My 83-year-old mother, a feisty Irish woman, is determined to do something to help her neighbor Gloria, who lives just down the walkway from her at the Catholic elderly living center. Unbeknownst to Gloria, she is going to be told by her Bingo teammates that they no longer want her to be a part of their group at the table, that she is no longer welcome at their Bingo table. With only six days to take action, after the Bingo group at her senior center announced they were going to exile Gloria, the 80-something member of their team, my mother was ready to take swift action.
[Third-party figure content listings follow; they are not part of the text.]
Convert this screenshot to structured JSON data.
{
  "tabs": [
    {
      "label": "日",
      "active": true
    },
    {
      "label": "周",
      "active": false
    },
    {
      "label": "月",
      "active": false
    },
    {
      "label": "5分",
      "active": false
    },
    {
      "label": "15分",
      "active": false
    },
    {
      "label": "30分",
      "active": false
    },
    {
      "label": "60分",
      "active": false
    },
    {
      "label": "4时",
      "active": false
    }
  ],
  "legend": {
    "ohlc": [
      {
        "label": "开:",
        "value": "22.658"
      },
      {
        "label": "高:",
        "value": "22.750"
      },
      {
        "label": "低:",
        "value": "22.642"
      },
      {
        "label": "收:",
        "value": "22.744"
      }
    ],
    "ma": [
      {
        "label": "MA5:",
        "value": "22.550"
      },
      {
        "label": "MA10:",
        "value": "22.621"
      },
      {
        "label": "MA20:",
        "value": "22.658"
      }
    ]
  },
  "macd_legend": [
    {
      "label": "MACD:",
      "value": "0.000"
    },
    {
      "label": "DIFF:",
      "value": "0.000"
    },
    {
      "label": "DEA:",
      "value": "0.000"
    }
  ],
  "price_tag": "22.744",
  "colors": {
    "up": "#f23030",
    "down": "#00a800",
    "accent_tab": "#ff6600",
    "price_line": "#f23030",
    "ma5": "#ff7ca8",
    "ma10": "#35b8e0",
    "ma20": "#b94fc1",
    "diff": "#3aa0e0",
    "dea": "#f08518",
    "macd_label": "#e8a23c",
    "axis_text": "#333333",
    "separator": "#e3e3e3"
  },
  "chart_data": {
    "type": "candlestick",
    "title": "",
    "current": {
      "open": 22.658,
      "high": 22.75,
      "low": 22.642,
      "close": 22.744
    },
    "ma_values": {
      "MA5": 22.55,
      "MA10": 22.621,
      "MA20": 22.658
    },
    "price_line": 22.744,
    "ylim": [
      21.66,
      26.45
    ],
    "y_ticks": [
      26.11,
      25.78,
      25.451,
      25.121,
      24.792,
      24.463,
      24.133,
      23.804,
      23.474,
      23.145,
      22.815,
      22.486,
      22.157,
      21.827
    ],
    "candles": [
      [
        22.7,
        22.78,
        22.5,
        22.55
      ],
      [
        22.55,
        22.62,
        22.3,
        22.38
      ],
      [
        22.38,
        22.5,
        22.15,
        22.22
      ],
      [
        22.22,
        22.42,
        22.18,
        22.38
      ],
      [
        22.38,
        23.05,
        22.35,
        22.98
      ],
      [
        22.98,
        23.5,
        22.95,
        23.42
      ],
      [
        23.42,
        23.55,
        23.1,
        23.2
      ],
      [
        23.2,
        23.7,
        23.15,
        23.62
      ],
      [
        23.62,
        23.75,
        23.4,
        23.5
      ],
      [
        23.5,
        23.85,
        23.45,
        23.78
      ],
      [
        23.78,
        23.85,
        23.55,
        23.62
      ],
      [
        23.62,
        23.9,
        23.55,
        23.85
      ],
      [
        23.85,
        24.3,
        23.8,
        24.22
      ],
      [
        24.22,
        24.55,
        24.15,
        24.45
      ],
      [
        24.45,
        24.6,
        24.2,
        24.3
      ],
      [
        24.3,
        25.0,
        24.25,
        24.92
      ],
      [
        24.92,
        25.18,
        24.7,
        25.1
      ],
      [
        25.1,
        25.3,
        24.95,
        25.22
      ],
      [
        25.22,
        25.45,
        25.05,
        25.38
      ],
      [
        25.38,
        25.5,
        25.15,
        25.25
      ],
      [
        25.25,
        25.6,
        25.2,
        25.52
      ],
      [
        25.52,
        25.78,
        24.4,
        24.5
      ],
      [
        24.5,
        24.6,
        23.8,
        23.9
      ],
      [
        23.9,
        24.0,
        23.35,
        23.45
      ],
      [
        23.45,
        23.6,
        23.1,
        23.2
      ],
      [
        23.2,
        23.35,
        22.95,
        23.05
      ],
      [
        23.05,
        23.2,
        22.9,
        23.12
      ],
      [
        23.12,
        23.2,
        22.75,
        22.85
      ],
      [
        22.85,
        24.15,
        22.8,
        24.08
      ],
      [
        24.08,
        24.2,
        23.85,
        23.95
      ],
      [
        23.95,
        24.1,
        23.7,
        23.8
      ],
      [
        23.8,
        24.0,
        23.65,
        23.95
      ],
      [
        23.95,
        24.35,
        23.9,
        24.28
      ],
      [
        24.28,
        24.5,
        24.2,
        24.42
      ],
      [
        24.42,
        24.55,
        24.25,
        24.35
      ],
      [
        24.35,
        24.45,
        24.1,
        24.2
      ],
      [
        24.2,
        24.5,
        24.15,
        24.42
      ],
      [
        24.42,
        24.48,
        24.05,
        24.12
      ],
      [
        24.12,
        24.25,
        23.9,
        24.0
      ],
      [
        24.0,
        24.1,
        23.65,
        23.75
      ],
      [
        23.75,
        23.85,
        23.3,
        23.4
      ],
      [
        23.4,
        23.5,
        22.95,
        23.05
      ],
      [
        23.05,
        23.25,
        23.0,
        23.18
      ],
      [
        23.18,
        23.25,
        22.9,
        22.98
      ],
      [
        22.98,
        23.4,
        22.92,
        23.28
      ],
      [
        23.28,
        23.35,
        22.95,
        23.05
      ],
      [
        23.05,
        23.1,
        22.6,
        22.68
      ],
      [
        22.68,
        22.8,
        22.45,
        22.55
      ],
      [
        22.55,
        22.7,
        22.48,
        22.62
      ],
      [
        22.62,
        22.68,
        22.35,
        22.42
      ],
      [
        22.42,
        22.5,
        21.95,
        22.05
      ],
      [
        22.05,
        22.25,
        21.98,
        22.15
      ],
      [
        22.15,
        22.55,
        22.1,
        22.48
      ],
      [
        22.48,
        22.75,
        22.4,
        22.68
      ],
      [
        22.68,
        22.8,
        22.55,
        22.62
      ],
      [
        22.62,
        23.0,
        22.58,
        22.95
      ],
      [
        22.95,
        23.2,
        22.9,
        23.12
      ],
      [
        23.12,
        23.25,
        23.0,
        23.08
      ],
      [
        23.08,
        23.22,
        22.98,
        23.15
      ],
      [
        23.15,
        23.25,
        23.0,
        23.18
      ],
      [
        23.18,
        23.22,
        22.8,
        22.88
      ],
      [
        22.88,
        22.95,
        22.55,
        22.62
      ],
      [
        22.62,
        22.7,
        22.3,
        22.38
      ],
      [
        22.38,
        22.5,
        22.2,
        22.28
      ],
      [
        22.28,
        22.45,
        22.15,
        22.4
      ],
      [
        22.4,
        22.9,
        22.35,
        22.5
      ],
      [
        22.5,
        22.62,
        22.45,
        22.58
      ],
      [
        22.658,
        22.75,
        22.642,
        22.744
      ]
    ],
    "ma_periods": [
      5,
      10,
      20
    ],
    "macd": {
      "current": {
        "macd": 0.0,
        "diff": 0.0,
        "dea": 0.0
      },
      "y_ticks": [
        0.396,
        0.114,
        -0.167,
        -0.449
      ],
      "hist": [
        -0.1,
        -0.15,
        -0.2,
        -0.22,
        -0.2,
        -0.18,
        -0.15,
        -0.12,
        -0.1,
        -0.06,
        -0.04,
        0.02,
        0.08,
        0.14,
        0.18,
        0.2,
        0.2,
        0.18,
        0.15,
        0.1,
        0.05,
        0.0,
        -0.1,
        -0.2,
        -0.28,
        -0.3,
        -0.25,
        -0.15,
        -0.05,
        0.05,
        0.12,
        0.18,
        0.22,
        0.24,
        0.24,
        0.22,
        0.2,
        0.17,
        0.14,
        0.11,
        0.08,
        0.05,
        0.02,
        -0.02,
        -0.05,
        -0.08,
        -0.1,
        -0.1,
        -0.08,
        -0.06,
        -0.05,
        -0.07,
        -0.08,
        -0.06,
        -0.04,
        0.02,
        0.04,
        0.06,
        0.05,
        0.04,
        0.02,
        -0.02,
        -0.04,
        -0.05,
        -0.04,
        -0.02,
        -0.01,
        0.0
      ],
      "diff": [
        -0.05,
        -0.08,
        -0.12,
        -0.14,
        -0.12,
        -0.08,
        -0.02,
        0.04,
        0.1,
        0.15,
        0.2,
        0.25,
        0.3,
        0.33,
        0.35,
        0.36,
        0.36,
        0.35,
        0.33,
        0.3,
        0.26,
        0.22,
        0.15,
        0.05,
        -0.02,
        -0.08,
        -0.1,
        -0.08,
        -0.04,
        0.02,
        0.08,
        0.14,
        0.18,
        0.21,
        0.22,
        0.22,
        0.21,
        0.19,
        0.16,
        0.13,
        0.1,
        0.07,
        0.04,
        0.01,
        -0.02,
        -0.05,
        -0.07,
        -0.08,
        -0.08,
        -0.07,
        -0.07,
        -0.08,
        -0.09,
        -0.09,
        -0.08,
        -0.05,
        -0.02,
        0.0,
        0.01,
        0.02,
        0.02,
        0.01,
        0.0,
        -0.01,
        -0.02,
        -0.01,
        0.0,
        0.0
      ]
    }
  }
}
We brainstormed several ideas. I suggested she create a new team and invite, John the “younger” 70-something guy all the ladies have a crush on, Gloria and myself. We’ll start our own team and strut our way through the cafeteria with our biggest smiles and cheerleader waves aimed at the table of now five. Or, perhaps my mom could invite Gloria to a Monday night movie night. Or, better yet, she could appeal to the hearts of these women and try to explain how their actions could really be hurtful and ask them to consider other options, like sitting at the other end of the table, instead of removing Gloria from it. My mom went with option #3, hoping her words would influence the ladies to think twice about how insensitive, and downright mean, their actions would be. With Bingo looming just days away, my mom was hoping, and praying for a happy resolution and the scoop that Gloria kept her seat at the Bingo table, and the senior mean girls kept their lips tight.
But, Tuesday, the day before Bingo, fate intervened. Gloria was involved in a serious car accident and now is tethered to IV’s for her life support, instead of people she had hoped were senior friends, at least just one night a week. I can’t help but wonder what the conversation felt like at the Bingo table on Wednesday night, when Gloria’s seat was indeed empty. I do know, in an odd way, I am relieved that Gloria never got her summons from the Bingo gals. She was spared a car crash of the soul. But it begs the question: do some people ever grow up?
Have you ever encountered these kinds of experiences caring for your aging parent? It reminds me of the kinds of comforting moments I have had to have with my kids when they were in kindergarten, Junior High and high school. Who would have thought there would be bullies in the senior center. Please share your thoughts.